Dear Jack,
I recently obtained what was previously your copy of Andersonville. I just wanted to express how thankful I am that you (or your heir, perhaps) gave this book to The Book Cellar, where I added it to my stack of purchases. I have wanted to read Andersonville since high school when I first discovered Gone with the Wind. Although Mackinlay Kantor’s novel is much grittier than Gone with the Wind, it is likewise a Pulitzer-winning Civil War epic and therefore captured my interest as I imagine it did yours.
I dislike buying new prints and prefer used bookstores when possible, so my search for Andersonville spanned nearly a decade. At last, the bookseller at The Book Cellar (did you love this pun too?) presented me with my long-sought treasure: a beautiful, first edition copy. When I cracked it open to sniff its pages, I saw your name on the inside cover. As I read, I often wondered what you thought as you (who knows how many years before) read this book for the first time. Did you imagine Ira Claffey as I did? An agnostic bound by certain innate morals? Did you love Eben Dolliver best of all the prisoners? Like Eben, I live in Iowa and adore birds. Perhaps you felt more kinship with the Michigander characters. Did you cheer aloud when a certain two characters finally professed certain feelings? (I am very near to spoiling the romance!)
Overall, I was most impressed with Kantor’s nuanced consideration of justice. As is usual in accounts of the Civil War, there were good men from the North fighting evil in the South. But did you notice how this straightforward portrayal of good vs. evil was rare in the novel as a whole? So many Northerners were selfish, opportunistic, and as prejudiced as their Southern counterparts. And yet, deeply flawed as these men were, they fought for a unity and justice.
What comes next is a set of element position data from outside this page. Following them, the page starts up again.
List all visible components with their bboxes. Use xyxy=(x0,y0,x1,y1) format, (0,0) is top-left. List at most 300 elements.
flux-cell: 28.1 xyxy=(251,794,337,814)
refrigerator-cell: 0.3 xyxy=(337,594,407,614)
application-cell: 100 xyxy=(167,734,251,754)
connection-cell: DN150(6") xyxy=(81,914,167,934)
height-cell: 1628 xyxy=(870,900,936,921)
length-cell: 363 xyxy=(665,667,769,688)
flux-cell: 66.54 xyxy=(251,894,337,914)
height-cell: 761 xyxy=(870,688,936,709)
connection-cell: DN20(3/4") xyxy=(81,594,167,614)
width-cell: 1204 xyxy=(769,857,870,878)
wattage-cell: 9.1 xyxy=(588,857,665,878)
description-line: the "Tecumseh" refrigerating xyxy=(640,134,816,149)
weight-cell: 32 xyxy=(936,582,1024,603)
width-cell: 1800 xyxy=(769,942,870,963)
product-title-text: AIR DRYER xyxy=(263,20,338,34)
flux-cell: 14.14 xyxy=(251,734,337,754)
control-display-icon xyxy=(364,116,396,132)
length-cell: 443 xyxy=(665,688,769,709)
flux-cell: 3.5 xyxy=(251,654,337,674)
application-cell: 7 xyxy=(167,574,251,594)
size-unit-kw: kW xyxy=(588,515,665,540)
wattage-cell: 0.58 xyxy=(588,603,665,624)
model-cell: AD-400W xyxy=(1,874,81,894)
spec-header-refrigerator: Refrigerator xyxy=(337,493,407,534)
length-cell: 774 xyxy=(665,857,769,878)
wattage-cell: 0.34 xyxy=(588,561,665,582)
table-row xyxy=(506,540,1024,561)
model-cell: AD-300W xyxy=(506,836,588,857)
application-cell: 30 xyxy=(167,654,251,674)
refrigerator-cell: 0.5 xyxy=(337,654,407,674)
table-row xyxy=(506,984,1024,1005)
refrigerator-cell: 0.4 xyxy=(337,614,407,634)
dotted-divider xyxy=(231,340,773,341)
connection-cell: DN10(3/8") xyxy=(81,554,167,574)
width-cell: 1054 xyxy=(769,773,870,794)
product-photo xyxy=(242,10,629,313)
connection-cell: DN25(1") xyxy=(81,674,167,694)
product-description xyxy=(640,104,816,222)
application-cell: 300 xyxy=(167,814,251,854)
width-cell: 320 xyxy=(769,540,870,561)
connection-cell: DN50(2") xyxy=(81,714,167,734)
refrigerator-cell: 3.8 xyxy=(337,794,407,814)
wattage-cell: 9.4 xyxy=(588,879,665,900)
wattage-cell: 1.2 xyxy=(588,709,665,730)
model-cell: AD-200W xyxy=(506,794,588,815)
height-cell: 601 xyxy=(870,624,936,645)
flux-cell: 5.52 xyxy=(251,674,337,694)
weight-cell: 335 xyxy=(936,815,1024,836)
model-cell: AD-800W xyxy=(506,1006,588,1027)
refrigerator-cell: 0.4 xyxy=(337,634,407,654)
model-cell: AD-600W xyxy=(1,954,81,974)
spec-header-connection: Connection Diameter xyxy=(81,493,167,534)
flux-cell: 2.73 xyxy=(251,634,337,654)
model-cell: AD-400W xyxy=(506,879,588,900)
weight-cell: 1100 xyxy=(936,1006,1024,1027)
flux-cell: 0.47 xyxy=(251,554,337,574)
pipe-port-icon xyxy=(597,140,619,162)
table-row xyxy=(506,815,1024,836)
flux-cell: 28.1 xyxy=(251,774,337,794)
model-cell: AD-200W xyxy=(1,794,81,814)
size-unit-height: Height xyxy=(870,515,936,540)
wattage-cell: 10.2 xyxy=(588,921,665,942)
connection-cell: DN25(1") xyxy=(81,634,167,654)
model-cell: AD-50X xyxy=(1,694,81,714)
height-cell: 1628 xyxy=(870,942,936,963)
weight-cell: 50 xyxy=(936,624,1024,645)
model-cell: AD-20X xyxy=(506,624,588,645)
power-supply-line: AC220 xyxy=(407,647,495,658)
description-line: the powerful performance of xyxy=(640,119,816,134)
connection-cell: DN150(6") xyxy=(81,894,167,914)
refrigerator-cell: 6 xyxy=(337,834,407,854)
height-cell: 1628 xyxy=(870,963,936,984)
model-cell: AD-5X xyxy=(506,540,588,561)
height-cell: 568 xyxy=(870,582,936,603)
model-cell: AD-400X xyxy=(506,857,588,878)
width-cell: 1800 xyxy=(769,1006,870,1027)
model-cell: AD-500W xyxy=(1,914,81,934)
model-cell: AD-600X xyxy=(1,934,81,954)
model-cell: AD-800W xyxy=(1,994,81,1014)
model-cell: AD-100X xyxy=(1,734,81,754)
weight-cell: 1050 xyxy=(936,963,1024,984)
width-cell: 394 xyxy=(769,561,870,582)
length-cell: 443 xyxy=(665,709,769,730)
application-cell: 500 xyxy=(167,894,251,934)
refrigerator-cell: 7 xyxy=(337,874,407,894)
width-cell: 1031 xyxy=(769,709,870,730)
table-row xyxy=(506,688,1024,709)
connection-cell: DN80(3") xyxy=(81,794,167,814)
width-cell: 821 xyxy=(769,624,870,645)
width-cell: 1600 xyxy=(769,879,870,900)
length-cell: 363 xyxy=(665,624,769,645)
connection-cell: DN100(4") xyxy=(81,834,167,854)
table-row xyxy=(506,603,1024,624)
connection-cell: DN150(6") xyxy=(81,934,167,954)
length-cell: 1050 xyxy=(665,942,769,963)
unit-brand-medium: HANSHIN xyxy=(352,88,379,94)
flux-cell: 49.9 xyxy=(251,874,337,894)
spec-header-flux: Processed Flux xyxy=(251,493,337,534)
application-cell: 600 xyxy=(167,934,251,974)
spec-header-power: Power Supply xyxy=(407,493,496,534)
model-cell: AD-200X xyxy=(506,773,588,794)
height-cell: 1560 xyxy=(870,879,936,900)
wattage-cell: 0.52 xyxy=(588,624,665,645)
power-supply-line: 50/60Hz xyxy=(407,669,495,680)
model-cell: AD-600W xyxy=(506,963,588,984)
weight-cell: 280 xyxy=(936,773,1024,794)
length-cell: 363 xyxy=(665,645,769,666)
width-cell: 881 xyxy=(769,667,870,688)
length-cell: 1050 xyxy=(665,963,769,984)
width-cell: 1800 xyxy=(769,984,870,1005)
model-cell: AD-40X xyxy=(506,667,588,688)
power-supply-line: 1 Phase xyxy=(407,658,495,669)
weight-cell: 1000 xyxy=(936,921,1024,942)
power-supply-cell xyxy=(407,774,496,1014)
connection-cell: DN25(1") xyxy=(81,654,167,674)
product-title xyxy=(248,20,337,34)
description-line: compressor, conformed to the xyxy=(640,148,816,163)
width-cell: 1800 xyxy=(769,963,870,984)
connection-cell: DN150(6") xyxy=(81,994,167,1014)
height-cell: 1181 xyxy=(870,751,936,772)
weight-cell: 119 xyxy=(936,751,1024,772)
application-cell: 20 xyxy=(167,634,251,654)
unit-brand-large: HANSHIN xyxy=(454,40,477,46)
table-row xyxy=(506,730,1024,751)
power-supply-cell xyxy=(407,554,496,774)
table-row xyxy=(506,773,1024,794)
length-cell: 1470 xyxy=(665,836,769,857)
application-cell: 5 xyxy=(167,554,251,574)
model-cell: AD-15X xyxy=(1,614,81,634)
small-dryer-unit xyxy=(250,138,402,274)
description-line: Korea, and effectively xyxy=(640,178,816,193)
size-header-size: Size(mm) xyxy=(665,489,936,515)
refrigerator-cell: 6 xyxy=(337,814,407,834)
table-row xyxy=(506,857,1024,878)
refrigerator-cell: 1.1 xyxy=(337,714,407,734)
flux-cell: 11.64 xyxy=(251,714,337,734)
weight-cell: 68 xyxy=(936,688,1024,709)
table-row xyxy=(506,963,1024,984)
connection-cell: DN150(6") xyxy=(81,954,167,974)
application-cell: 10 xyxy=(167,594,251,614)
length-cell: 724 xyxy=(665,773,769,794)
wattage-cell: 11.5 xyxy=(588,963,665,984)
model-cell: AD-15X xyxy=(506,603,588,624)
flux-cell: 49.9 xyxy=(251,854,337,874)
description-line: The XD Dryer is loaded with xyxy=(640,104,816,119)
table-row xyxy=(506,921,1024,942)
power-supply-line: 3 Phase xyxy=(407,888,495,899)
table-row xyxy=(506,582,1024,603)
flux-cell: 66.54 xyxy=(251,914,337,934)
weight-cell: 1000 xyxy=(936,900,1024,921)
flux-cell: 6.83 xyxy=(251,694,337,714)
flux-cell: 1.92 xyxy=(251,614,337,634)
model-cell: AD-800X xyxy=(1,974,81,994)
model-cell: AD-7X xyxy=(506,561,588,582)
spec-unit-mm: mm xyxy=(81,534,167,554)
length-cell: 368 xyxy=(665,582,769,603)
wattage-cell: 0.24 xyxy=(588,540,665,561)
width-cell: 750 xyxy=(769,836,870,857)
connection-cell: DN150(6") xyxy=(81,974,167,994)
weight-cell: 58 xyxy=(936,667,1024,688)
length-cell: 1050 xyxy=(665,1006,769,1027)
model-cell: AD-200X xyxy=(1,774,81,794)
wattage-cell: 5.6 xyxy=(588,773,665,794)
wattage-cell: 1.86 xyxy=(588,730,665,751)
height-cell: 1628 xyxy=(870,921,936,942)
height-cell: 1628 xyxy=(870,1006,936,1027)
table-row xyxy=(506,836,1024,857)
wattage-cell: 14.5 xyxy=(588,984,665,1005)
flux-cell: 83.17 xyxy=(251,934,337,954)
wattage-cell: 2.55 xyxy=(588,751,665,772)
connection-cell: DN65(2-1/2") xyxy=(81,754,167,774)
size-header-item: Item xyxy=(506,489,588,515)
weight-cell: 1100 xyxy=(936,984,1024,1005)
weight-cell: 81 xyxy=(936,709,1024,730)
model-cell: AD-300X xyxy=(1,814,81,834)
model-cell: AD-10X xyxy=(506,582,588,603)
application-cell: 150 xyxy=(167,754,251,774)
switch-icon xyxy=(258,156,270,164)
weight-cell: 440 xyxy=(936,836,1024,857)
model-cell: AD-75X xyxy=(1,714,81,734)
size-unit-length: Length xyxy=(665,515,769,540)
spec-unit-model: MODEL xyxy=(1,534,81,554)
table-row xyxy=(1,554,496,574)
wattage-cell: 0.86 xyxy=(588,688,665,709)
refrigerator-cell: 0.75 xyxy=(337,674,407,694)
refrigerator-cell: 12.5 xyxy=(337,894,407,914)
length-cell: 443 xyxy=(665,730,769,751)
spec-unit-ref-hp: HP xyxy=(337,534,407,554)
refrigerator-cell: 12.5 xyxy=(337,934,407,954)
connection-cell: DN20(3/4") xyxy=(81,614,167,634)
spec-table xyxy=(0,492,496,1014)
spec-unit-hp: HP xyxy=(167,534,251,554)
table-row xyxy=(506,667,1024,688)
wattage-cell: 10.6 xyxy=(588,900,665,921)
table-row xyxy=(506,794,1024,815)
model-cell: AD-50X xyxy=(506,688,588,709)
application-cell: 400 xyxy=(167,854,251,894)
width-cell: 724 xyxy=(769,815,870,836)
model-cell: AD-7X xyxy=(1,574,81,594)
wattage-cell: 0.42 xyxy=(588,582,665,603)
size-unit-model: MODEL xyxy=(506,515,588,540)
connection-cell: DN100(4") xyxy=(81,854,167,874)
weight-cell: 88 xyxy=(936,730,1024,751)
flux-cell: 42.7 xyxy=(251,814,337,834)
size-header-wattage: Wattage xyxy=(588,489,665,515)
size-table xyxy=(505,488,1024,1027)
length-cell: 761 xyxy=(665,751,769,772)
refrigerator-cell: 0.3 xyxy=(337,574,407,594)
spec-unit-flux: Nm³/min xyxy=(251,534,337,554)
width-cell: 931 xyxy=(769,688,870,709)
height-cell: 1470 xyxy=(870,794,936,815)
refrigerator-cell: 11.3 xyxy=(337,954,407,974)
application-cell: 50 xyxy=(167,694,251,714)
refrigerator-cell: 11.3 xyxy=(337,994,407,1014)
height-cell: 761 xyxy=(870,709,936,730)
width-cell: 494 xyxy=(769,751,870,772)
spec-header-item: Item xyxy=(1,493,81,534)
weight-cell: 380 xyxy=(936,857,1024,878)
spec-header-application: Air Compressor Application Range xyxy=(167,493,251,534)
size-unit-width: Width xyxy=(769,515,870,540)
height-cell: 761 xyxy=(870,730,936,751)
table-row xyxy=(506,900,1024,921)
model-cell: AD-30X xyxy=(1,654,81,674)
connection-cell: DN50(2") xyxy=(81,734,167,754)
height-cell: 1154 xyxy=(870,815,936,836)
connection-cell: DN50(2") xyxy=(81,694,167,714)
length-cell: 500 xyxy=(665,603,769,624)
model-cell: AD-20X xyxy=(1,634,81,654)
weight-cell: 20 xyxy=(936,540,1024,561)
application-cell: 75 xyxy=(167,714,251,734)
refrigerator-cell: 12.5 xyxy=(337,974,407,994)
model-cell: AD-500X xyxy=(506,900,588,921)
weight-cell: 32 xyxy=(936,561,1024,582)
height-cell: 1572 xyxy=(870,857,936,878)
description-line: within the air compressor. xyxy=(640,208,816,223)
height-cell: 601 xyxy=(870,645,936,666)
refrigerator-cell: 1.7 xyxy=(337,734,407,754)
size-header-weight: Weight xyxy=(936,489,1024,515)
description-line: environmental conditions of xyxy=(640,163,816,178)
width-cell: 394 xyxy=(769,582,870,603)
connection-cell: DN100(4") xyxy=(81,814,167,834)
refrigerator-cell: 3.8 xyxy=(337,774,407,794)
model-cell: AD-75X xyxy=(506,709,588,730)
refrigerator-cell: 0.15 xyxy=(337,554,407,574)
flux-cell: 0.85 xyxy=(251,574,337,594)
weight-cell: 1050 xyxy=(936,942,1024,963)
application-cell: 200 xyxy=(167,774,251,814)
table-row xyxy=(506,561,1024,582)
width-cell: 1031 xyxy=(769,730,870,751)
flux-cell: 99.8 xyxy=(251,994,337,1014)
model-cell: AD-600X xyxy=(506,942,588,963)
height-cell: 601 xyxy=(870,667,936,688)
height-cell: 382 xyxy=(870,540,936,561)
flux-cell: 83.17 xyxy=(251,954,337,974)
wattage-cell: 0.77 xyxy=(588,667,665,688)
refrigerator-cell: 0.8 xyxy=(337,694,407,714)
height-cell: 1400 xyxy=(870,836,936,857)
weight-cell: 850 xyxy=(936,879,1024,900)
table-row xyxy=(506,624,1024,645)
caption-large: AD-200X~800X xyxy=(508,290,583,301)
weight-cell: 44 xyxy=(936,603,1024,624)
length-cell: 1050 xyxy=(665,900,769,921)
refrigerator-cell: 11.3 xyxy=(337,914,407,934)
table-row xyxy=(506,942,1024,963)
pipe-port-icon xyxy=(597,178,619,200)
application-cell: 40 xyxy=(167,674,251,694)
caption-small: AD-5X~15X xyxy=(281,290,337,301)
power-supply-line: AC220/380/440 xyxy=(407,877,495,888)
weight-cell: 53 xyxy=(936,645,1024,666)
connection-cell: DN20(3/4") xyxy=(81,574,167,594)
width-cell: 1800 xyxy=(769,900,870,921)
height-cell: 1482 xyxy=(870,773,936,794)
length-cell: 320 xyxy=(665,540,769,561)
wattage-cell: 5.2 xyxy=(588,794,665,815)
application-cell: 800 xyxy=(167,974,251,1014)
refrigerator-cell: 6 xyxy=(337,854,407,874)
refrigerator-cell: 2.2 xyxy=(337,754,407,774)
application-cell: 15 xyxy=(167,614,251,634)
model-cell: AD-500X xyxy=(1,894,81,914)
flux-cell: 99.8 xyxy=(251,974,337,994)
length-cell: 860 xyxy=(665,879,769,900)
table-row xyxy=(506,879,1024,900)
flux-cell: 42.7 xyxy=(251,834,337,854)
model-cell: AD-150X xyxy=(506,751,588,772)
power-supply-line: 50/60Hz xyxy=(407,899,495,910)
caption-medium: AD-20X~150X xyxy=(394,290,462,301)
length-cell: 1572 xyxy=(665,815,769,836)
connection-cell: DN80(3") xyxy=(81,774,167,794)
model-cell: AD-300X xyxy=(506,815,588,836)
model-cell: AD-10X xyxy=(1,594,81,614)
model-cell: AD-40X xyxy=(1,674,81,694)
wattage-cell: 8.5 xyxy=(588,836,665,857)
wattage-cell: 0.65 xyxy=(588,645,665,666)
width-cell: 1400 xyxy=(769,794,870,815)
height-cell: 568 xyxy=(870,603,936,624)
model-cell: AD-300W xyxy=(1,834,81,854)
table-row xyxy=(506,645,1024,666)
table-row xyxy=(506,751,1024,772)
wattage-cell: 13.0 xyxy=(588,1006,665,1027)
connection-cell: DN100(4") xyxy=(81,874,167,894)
Similarly, many of the Southern characters sought to live rightly and humanely from within an unjust system. It struck me to see just men living as faithfully as they could within a broken system and unjust men taking advantage of others even while fighting for equality. Isn’t that interesting? And relevant?
As I suspected it would be, Andersonville has become one of my favorite novels. This is a bold statement, as I have read and enjoyed and benefitted from so many great books. Did you feel the same and surrender it to a used bookstore only after you’d finished reading and, perhaps, living? Or did you not like it as I did? Did you yourself trade it in, happy to clear space on your shelves? I hope it was the former. It lends enchantment to reading to think that someone before you has traversed the same pages with equal fervor.
Yes, I believe you must have loved this book, and that the ghost of your enjoyment lingers in its yellowed pages. I am glad to have read your book and to have, through the story we both loved, enjoyed your imaginative company. Thank you.